Every wheelchair is trained towards the target. The focus is palpable on the court. The basketball post is as high as ever, but that’s barely a deterrent. The ball sails across and makes it neatly through the hoop. Cheers erupt.
To be fair, cheers would have erupted even if the ball had barely grazed the basket. Because, victory was being measured differently that Sunday afternoon.
Scores of men and women, from their twenties to their middle ages, had gathered to just break ice and make friends — and perhaps something more — at Inclov’s Social Spaces meet-up in RA Puram.
All about camaraderie
The event was all about camaraderie at Rush, the indoor sports arena that hosted the meet-up. Gunny bags made for makeshift ramps, and volunteers stood ready to lend a hand or an ear. Trays of sandwiches and juice were always floating by. Everybody took to the wheels for basketball, no matter what their special need, or lack thereof.
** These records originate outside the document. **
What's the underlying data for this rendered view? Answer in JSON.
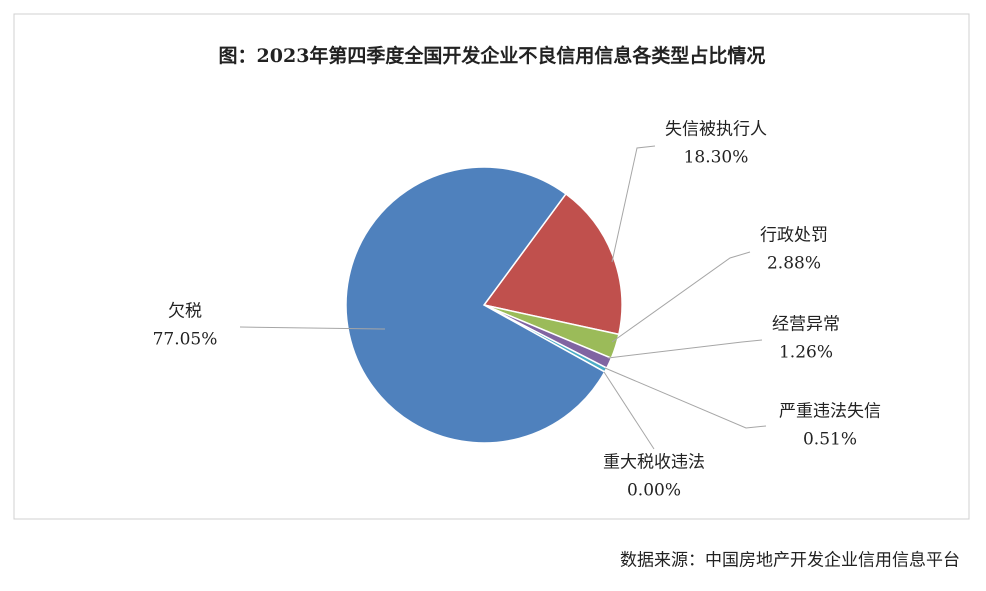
{
  "chart_data": {
    "type": "pie",
    "title": "图：2023年第四季度全国开发企业不良信用信息各类型占比情况",
    "categories": [
      "失信被执行人",
      "行政处罚",
      "经营异常",
      "严重违法失信",
      "重大税收违法",
      "欠税"
    ],
    "values": [
      18.3,
      2.88,
      1.26,
      0.51,
      0.0,
      77.05
    ],
    "value_labels": [
      "18.30%",
      "2.88%",
      "1.26%",
      "0.51%",
      "0.00%",
      "77.05%"
    ],
    "colors": [
      "#c0504d",
      "#9bbb59",
      "#8064a2",
      "#4bacc6",
      "#f79646",
      "#4f81bd"
    ],
    "source": "数据来源：中国房地产开发企业信用信息平台"
  }
}
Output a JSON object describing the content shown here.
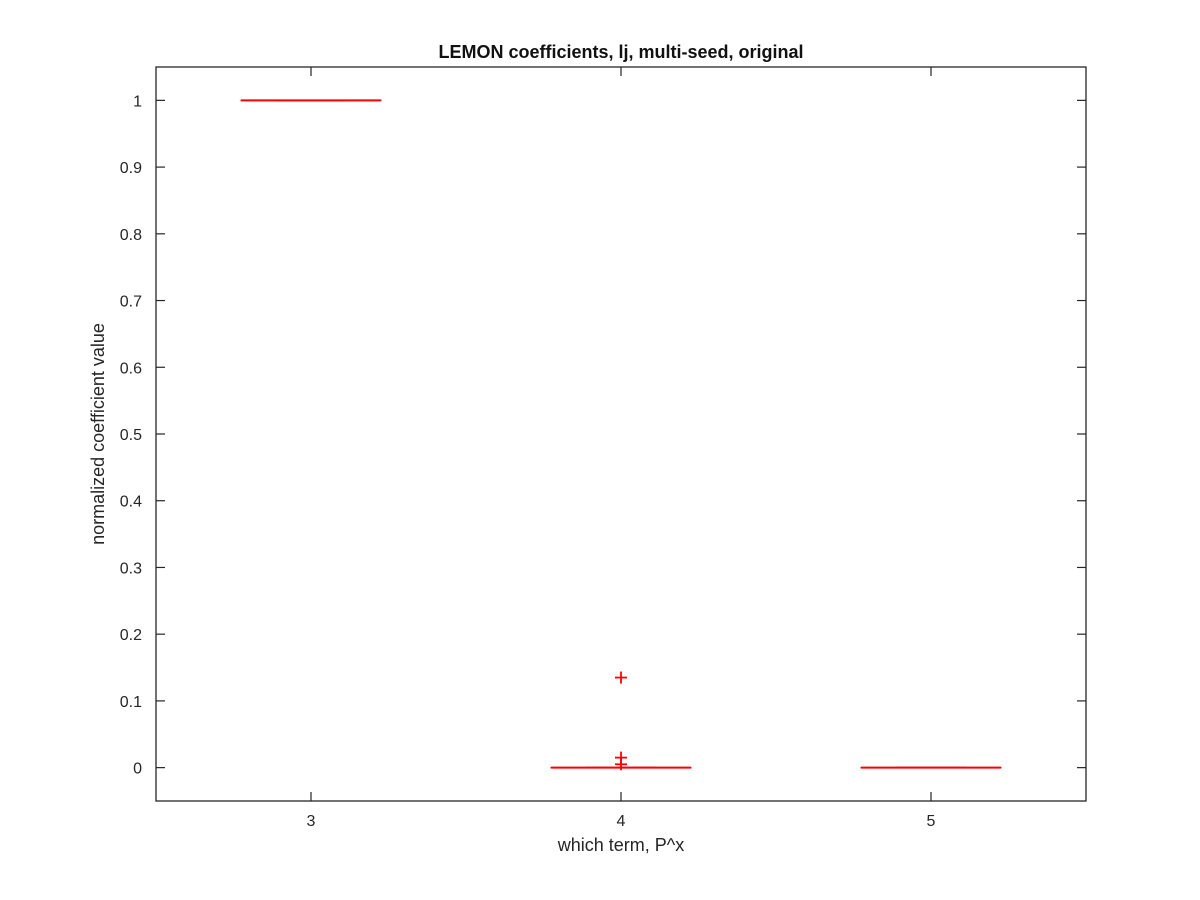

The wheelchairs — specially designed for para-sports that demand hands-free mobility — were specially brought in by members of the Tamil Nadu Wheelchair Basketball Association.
Led by Matilda Fonceca, the state team was happy to help and guide everyone with the sport. Participants included a good mix of those with disabilities and those without.
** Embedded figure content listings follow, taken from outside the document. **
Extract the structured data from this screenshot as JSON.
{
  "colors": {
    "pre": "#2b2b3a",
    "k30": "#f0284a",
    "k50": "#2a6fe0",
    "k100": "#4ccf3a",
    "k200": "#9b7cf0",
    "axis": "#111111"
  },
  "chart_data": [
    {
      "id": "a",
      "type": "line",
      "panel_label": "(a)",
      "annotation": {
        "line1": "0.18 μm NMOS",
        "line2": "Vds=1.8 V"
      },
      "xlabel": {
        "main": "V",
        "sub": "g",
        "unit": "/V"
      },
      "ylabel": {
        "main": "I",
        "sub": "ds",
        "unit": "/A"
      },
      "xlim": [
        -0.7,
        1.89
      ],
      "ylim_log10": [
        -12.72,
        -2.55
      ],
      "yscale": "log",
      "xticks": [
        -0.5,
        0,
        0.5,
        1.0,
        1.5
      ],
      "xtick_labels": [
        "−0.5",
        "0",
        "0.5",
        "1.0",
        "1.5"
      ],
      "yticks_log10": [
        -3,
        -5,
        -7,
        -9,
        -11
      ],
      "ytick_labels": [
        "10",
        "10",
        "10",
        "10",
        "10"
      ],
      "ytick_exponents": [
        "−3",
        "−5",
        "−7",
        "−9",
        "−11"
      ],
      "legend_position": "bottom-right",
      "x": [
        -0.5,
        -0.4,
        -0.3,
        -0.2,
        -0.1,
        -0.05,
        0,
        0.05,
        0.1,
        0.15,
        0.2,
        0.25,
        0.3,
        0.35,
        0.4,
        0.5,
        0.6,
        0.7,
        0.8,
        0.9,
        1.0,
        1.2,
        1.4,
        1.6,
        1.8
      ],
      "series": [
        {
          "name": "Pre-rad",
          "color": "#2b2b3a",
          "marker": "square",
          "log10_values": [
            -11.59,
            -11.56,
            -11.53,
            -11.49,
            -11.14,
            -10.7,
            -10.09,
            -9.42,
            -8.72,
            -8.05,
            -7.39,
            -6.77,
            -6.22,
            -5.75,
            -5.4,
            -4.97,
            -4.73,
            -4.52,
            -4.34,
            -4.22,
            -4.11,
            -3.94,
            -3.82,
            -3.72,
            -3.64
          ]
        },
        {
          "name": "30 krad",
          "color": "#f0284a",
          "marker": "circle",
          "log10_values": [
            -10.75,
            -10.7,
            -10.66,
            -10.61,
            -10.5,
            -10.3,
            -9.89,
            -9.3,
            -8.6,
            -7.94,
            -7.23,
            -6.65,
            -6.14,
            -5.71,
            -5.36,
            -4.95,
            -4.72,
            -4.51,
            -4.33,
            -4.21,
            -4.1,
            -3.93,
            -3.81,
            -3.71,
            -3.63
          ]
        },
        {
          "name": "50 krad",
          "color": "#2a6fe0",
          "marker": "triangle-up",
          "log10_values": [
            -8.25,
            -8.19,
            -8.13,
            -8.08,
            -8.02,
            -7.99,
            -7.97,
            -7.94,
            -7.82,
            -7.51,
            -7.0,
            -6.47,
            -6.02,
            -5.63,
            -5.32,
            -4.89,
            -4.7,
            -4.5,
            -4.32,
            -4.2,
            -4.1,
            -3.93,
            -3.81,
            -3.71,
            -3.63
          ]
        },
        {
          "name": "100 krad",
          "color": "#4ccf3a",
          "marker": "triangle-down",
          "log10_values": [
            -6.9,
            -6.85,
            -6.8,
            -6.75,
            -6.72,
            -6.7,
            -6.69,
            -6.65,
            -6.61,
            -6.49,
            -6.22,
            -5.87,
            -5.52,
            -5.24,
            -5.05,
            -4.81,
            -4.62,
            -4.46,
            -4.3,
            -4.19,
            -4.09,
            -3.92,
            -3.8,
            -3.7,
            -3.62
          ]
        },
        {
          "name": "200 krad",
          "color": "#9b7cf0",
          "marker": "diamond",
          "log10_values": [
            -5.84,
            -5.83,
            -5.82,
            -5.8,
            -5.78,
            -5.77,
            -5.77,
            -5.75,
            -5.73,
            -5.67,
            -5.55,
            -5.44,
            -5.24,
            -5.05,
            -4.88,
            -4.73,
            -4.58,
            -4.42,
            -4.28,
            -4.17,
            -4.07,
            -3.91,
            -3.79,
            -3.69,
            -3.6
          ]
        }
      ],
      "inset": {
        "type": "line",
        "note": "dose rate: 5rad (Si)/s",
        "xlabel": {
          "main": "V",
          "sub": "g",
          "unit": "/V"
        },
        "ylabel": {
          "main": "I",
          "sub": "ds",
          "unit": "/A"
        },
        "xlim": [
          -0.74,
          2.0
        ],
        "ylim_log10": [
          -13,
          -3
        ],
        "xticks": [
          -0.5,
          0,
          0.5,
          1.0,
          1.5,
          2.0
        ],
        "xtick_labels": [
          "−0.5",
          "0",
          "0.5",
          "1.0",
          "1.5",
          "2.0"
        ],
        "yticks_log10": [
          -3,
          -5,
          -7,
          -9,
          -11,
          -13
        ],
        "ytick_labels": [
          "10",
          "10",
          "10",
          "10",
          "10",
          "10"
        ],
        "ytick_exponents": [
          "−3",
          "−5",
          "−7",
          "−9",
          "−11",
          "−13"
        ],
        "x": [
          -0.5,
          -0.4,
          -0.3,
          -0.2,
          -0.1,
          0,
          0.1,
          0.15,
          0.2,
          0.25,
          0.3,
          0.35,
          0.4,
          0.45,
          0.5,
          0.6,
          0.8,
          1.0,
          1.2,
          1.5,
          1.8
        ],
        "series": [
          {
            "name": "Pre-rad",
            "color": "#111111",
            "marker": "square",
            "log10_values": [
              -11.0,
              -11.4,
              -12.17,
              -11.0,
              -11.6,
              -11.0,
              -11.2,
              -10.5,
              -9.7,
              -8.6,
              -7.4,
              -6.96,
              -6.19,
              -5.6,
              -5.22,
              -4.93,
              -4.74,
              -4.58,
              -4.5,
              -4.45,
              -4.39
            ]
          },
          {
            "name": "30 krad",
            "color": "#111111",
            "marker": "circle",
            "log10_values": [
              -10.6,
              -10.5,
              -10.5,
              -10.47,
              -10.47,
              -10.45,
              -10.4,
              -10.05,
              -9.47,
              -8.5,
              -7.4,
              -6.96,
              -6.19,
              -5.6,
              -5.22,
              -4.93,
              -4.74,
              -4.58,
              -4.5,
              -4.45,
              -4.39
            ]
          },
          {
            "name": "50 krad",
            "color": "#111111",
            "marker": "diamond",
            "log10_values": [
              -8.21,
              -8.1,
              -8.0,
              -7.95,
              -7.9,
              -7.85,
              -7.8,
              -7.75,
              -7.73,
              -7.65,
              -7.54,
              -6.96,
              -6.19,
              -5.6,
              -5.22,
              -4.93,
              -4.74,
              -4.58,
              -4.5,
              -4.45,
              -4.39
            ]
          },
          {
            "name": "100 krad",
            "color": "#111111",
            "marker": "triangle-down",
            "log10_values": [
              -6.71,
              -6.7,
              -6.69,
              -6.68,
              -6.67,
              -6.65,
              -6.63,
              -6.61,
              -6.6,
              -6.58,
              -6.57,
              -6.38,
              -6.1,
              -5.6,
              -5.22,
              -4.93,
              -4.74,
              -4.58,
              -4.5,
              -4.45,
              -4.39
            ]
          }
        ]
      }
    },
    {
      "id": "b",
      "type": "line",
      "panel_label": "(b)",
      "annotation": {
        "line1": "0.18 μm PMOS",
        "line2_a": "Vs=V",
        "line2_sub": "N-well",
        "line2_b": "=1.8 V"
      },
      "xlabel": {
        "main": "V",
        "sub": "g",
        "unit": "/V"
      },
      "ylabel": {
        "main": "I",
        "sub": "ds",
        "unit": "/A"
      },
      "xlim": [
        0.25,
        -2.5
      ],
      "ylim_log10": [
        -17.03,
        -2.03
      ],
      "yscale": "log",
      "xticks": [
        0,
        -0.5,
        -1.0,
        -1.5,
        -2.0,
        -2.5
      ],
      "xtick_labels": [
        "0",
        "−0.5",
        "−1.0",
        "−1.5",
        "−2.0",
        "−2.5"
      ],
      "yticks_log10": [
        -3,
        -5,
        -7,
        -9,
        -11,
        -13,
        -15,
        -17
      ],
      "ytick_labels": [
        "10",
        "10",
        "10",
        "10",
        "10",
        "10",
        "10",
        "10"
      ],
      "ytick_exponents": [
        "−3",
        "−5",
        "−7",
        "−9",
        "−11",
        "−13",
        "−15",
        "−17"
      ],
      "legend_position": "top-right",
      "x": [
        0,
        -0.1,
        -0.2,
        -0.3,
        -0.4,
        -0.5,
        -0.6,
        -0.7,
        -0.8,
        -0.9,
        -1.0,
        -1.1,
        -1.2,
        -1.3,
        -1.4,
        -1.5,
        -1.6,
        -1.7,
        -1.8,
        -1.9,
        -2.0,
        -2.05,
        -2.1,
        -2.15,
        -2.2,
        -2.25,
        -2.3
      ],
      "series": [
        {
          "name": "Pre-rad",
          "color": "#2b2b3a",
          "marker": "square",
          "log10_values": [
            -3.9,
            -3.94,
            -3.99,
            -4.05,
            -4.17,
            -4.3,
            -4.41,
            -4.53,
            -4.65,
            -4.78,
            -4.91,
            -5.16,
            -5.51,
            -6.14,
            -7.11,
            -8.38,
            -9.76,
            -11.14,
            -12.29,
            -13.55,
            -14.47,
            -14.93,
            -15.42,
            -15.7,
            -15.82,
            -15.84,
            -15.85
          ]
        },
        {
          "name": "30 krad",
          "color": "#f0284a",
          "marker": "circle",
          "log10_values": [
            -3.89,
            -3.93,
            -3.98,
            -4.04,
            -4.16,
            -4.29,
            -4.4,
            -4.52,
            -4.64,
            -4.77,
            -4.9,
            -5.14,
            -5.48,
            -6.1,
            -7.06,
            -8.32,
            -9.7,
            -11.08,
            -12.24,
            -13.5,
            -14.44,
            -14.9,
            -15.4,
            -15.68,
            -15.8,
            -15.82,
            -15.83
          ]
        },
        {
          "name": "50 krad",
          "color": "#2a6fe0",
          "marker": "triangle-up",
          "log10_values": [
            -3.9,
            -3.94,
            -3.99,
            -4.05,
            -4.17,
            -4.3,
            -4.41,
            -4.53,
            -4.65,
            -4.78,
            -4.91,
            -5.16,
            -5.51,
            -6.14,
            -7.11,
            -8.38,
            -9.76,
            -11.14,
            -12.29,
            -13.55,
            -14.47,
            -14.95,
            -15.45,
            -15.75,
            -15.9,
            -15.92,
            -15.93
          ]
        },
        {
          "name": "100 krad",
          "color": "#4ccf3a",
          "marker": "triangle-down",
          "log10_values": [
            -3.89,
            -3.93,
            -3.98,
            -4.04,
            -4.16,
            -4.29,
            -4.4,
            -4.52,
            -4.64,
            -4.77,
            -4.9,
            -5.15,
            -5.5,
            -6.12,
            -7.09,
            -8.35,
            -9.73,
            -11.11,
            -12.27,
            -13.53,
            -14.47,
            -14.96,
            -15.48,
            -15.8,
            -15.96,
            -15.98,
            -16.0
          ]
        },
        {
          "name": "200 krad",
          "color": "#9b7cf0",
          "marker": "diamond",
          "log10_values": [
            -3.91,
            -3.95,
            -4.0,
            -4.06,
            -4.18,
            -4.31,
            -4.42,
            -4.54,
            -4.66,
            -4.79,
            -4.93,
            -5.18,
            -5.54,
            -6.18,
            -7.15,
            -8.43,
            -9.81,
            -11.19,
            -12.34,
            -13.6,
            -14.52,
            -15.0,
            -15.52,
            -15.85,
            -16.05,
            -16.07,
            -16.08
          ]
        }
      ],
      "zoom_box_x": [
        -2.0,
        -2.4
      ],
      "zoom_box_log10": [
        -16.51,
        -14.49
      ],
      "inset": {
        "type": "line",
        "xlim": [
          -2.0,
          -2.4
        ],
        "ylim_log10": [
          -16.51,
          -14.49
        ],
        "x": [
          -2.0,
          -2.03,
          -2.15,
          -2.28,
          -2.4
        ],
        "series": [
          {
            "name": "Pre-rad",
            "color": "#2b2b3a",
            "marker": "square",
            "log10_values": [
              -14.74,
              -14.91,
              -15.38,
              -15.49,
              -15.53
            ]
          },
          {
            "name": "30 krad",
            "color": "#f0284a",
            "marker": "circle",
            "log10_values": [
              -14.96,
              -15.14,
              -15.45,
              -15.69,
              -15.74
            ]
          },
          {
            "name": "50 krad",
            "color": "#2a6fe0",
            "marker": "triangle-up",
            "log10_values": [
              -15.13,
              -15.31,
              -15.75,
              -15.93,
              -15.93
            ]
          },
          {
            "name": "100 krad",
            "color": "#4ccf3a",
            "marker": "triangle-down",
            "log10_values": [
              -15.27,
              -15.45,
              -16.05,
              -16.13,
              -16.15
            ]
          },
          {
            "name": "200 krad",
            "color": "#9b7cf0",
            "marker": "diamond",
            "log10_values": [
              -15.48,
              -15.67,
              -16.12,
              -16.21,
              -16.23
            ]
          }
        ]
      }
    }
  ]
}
“The mix is usually at least 70%-30%. There are usually an encouraging number of people who have no qualms dating a specially abled person,” says Shankar Srinivasan, who co-founded the initiative with Kalyani Khona years ago.
What began as an agency in 2014, developed into an app in 2016, and has now spilled back over to the real world, across multiple cities, as a platform that ensures that disability is not a deterrent to forming human connections. “There was no such service before this, and we weren’t sure whether that was because nobody had realised the need for it, or because nobody needed it at all,” recalls Srinivasan.
Taking a gamble
They took the gamble anyway, and it clearly paid off: Inclov has been organising meet-ups in Delhi, Bengaluru, Chennai, Kolkata and Mumbai, and plans expand to cities like Hyderabad and Jaipur as well. This is their third meet-up in Chennai over the last two years.
Sunday’s sports-themed event was Inclov’s first themed meet in Chennai. Itserved yet another purpose, that of publicising the paralympic sport Boccia. Inclov got in touch with the organisation Ektha — which has been training and spreading the sport across nine districts in Tamil Nadu for 1.5 years — and its members were only too happy to help.
“I’m really enjoying myself,” says a wheelchair-bound Kumaran, taking a break from the games, “I made new friends today, and met old ones in a comfortable atmosphere. Simply speaking, I have been waiting for something like this.”